The Prime of Miss Jean Brodie
Raleigh Little Theatre
Through March 1
In the latest issue of The Believer, Brock Clarke has a piece on the use of artifice and metafiction in Muriel Spark’s novels. In Jay Presson Allen’s theatrical adaptation of Spark’s most famous work, The Prime of Miss Jean Brodie, the drama is all about the artifice that goes into the presentation of a charismatic personality. (Allen liked the work enough that she also adapted it to the 1969 Maggie Smith film and a 1978 British miniseries.)
The title character, played by Sandi Sullivan, has an eerie guiding hand over the quartet of students that make up her “Brodie set,” the protégés who will live out her dreams and ambitions. One will grow up to be Sister Helena (Alison Lawrence), a nun who publishes a bestselling book of philosophy that rejects Miss Brodie’s ideals. The scenes with Sister Helena serve as a framework to set up each act, and the bulk of the play is set in the past at the girls’ school. The story’s suspense builds as we try to divine which of the four girls will grow up into Helena, and how her relationship with Miss Brodie ended.
Both Miss Brodie and Sister Helena are guilty of interfering in the other’s life, and yet both, beneath the face they put out to the world, are oddly alike. Miss Brodie is a romantic at heart, expressed through her idealization of Italy and poetry, and of her four favorite students: Sandy (Allison Powell), Jenny (Laura Barone), Monica (Chloe Oliver) and Mary MacGregor (Laura Owens). However, Miss Brodie also idealizes the likes of Mussolini and Franco, and her guidance of her girls involves slowly pushing one into a relationship with Teddy Lloyd (Timothy Corbett), a married artist to whom Miss Brodie has once been attracted. Her obsession with “putting old heads on young shoulders” extends to turning her girls into proxies for her ideas, and while tragedy does result, there is also a sense that Miss Brodie’s more positive influence lives on.
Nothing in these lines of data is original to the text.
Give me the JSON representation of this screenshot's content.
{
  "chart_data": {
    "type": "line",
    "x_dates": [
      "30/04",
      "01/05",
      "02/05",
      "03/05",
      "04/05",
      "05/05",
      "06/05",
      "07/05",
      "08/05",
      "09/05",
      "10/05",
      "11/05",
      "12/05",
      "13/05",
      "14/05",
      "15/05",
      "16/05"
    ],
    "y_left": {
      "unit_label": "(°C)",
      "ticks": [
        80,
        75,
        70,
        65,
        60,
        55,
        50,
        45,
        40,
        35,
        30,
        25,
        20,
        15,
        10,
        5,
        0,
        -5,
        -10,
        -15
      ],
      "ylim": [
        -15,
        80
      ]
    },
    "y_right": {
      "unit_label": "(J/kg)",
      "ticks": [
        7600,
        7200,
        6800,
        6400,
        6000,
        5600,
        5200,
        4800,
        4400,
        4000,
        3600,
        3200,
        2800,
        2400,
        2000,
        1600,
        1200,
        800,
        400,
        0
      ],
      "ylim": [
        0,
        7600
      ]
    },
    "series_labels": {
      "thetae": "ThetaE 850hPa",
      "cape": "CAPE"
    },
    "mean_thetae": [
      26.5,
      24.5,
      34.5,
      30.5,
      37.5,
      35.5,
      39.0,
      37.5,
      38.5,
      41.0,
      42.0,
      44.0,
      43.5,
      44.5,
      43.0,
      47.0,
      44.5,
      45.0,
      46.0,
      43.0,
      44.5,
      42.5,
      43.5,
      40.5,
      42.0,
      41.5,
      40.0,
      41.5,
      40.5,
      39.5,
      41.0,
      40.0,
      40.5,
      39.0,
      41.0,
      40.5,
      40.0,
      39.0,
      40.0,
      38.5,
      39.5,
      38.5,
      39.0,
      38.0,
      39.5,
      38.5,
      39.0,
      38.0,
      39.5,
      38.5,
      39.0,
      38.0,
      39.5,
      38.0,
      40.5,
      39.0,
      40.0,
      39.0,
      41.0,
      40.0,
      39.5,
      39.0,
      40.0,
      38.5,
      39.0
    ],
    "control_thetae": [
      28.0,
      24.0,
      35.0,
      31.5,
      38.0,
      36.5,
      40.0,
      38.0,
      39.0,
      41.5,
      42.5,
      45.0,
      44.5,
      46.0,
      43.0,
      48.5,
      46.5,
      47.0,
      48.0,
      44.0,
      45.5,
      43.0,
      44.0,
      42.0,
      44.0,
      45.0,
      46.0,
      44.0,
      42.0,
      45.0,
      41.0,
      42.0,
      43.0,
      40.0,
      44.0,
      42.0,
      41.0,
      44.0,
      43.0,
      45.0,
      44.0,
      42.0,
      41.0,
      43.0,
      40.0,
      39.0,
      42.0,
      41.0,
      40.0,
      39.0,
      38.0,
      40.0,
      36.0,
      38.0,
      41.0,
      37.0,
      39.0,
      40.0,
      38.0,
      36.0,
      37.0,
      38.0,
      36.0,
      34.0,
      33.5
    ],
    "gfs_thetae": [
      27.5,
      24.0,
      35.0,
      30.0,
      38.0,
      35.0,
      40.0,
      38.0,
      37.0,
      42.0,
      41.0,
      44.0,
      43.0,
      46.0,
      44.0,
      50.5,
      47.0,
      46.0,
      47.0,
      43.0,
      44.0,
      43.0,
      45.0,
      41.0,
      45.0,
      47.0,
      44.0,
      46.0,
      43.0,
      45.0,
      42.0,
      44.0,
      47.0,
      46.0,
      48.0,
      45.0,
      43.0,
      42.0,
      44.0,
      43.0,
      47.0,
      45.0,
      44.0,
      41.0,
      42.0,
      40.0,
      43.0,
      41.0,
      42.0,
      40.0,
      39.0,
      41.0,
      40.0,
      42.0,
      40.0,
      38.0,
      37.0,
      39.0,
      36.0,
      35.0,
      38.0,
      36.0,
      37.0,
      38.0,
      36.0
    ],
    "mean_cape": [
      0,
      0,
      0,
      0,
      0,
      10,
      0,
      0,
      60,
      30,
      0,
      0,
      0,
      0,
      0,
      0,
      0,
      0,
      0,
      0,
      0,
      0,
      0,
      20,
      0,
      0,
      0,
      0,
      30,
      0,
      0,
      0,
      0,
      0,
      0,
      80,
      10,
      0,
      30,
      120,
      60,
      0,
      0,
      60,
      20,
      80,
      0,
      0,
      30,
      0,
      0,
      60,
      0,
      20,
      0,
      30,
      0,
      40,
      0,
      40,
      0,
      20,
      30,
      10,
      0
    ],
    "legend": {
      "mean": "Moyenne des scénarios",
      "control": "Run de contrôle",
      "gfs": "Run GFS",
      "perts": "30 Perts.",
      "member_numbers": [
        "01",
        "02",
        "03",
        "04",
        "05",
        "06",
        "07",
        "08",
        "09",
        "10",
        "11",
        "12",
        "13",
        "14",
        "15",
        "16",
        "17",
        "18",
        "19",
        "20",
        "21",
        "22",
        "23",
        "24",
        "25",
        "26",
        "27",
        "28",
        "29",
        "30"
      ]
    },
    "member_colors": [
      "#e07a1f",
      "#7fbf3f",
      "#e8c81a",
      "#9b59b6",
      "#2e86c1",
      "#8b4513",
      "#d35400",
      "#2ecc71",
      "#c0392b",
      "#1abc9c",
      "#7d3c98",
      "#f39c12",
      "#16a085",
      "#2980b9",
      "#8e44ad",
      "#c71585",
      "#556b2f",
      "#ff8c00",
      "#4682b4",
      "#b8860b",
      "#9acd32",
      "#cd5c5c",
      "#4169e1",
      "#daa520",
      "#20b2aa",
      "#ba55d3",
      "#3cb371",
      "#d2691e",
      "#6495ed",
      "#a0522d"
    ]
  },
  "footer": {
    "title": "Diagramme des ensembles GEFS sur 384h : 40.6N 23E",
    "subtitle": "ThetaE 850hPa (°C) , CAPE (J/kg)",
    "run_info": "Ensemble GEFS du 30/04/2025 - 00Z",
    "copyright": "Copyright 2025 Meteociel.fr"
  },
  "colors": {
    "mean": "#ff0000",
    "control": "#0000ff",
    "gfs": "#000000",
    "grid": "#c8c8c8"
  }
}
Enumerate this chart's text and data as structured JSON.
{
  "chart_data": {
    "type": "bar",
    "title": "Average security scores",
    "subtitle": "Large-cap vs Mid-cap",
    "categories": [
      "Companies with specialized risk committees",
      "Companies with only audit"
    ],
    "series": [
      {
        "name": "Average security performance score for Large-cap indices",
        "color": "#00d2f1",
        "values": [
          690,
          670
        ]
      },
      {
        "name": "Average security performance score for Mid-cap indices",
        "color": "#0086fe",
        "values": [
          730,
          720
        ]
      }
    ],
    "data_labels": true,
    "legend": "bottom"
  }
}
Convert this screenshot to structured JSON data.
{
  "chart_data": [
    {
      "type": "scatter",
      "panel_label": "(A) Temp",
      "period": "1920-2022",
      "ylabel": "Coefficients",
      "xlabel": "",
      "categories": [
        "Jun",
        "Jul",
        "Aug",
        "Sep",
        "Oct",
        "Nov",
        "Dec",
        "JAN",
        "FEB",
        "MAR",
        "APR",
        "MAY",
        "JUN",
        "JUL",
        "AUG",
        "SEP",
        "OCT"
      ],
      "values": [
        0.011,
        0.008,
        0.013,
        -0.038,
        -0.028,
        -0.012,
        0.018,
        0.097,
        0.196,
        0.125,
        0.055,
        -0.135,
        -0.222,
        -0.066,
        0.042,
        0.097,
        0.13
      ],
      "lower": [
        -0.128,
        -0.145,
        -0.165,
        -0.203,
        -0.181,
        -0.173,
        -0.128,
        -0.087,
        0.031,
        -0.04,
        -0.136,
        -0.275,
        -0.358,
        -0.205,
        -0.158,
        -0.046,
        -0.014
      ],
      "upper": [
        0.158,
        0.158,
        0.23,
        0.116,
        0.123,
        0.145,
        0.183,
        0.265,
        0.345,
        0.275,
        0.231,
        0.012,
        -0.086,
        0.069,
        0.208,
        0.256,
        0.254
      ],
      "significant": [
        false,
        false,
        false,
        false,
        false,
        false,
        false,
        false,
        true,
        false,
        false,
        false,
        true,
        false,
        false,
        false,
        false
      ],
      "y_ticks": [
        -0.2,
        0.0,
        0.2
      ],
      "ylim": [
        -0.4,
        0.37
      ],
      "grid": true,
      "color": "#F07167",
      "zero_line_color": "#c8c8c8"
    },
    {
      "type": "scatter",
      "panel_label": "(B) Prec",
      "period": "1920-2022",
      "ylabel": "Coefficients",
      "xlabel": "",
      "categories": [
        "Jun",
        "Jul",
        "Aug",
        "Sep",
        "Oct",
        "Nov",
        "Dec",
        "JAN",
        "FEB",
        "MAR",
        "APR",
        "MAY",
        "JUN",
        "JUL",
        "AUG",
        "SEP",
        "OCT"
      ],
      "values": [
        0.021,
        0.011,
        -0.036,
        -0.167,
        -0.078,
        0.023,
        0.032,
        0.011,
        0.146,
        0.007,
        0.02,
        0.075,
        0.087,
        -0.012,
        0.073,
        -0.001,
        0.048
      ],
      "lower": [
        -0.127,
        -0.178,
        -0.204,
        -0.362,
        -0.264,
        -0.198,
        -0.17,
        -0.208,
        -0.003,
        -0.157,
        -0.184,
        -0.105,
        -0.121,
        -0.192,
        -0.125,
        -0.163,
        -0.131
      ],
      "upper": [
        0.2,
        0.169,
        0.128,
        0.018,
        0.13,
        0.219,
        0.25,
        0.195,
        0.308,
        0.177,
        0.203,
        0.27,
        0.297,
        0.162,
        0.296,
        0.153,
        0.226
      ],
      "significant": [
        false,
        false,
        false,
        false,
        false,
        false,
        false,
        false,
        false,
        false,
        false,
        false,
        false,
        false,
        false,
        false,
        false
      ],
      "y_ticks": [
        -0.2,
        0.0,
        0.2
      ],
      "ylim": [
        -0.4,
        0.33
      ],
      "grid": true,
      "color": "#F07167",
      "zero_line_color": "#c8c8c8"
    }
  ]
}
Sullivan does fine work as Miss Brodie; the character has a sense of ironic self-awareness in places that gives some of her monologues an extra punch. Director Haskell Fitz-Simons does an excellent job of establishing a large, constantly shifting set in the limited space on the Raleigh Little Theatre stage, though the production nonetheless feels a mite cramped. There’s plenty of excellent supporting work as well, particularly from Powell and Corbett as the lecherous Lloyd (the fact that the girls are played by real-life high school students while Lloyd is played by the also-age-appropriate Corbett adds an additional layer of creepiness to Miss Brodie’s machinations).
At its heart, The Prime of Miss Jean Brodie is about how it’s possible to be both a good teacher and a bad leader, and how blindly following the likes of Miss Brodie can be as destructive as following the likes of Franco. An individual’s influence can inspire you to greatness, but you must be willing to assert your own individuality.
On another level, Spark’s tale suggests that even the most carefully constructed artifice can’t obscure the truth at the core.